メカニズム的には、『学習経験』仮説は回復志向ケアの原則と一致しています。患者が薬物の用量削減を決定する際に関与することで、しばしば自身のメンタル状態により敏感になります。ただし、この戦略には危険も伴います。DRD群の再発率の増加と自殺の観察結果は、用量削減が全般的な推奨事項ではなく、慎重にモニタリングされ、共有された意思決定プロセスであることを示唆しています。今後の研究は、用量削減後に最も繁栄する可能性のある患者を予測するバイオマーカーや臨床プロファイル(認知予備力や社会的支援レベルなど)の同定に焦点を当てるべきです。
結論
HAMLETT試験は、初回精神病発症の長期管理のための複雑な地図を提供しています。早期の抗精神病薬の用量削減または中止は、再発と生活の質の面で短期的な高いコストを伴いますが、数年後には優れた機能的回復につながる可能性があります。この利点が投薬量が等しくなる後も持続することから、漸減プロセス自体がレジリエンスを育む治療介入である可能性があります。医師は、維持療法の即時安全性と機能的独立の長期的ポテンシャルをバランスさせるために、患者との透明でエビデンスに基づいた議論に参加することが奨励されます。
資金源と試験登録
本試験は、オランダ保健医療研究開発機構(ZonMw)の支援を受けました。試験登録:EudraCT番号 2017-002406-12。
参考文献
1. Sommer IE, de Beer F, Gangadin S, et al. Early Dose Reduction or Discontinuation vs Maintenance Antipsychotics After First Psychotic Episode Remission: A Randomized Clinical Trial. JAMA Psychiatry. 2026;83(1):68-73. doi:10.1001/jamapsychiatry.2025.2525.
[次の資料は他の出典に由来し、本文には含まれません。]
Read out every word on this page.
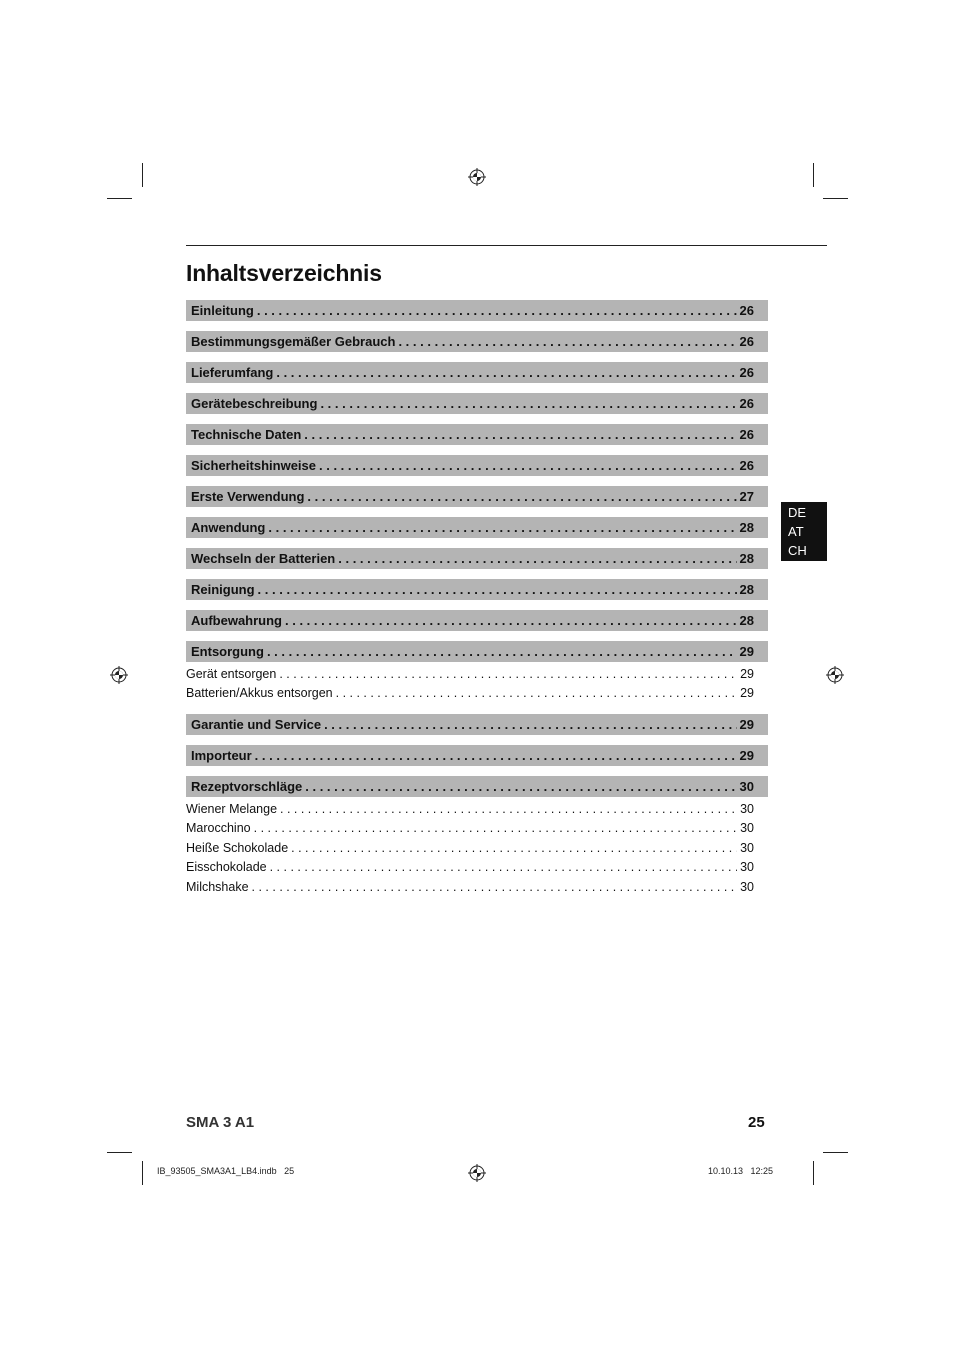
Inhaltsverzeichnis
Einleitung . . .	26
Bestimmungsgemäßer Gebrauch . . .	26
Lieferumfang . . .	26
Gerätebeschreibung . . .	26
Technische Daten . . .	26
Sicherheitshinweise . . .	26
Erste Verwendung . . .	27
Anwendung . . .	28
Wechseln der Batterien . . .	28
Reinigung . . .	28
Aufbewahrung . . .	28
Entsorgung . . .	29
Gerät entsorgen . . .	29
Batterien/Akkus entsorgen . . .	29
Garantie und Service . . .	29
Importeur . . .	29
Rezeptvorschläge . . .	30
Wiener Melange . . .	30
Marocchino . . .	30
Heiße Schokolade . . .	30
Eisschokolade . . .	30
Milchshake . . .	30
DE
AT
CH
SMA 3 A1	25
IB_93505_SMA3A1_LB4.indb   25	10.10.13   12:25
2. Wunderink L, Nieboer RM, Wiersma D, Sytema S, Nienhuis FJ. Recovery in remitted first-episode psychosis at 7 years of follow-up of an early dose reduction/discontinuation strategy vs maintenance treatment: a randomized clinical trial. JAMA Psychiatry. 2013;70(9):913-920.
3. Tiihonen J, Tanskanen A, Taipale H. 20-year followup study of HIVCC and mortality in schizophrenia. American Journal of Psychiatry. 2020;177(6):527-536.